Southern Baptist ethicist Richard Land has joined a coalition of evangelical leaders calling on Washington to enact comprehensive immigration reform that would begin with securing the country’s borders. Such a law also would enforce current immigration measures within the United States and require a series of standards that illegal immigrants must meet to earn citizenship, said Land, president of the SBC Ethics & Religious Liberty Commission. Land and his fellow evangelicals denied they support amnesty.

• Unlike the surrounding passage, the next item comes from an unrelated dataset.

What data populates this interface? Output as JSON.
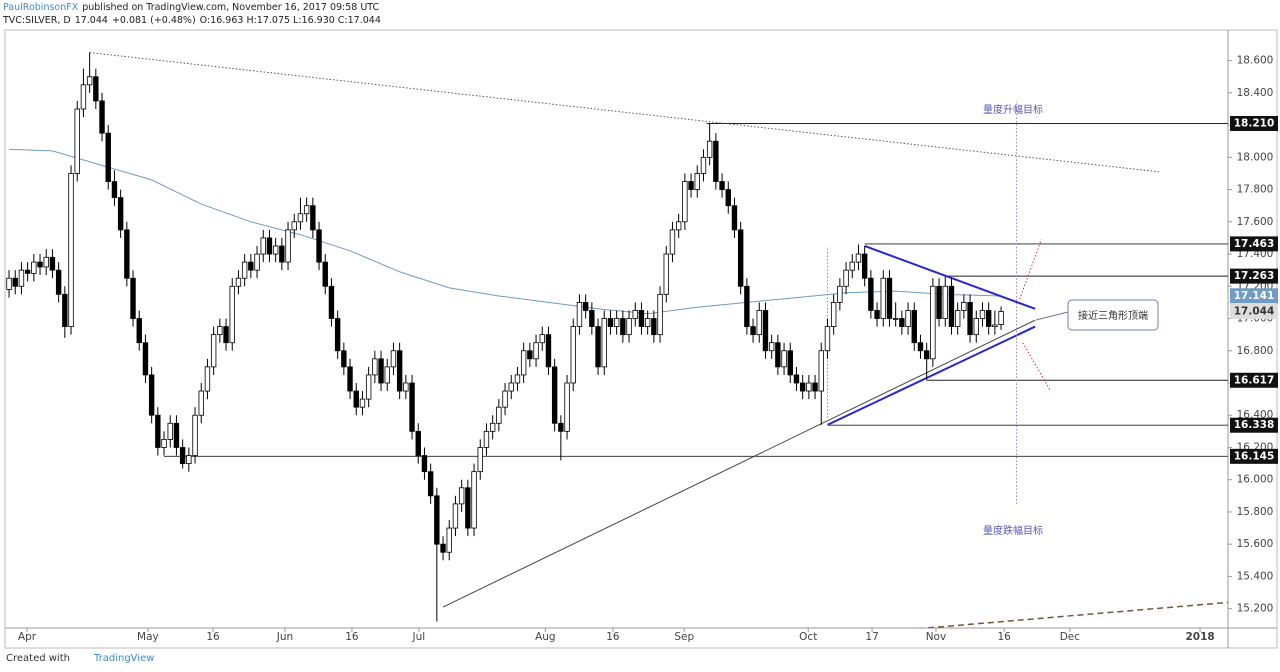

A pathway to citizenship should require an illegal immigrant “to undergo a criminal background check, pay a fine, agree to pay back taxes, learn to speak, write, and read English and get in line behind” legal migrants after a years-long probation, Land wrote in an article posted at erlc.com.

 

IRS offers reprieve for charities missing deadline

The Internal Revenue Service is offering a reprieve to more than 200,000 small charities that missed a tax filing deadline and are now in danger of losing their tax-exempt status. The Associated Press reported May 19 that a 2006 law required nonprofit organizations with receipts of less than $25,000 to file tax returns for the first time in 2007. If charities fail to file for three years, they lose their tax-exempt status. The law excludes churches. May 17 was the 2010 filing deadline, but IRS Commissioner Doug Shulman said his agency will issue guidance soon on how charities that missed the deadline can keep their tax-exempt status. In the meantime, Shulman urged charities that missed the deadline to file as soon as possible.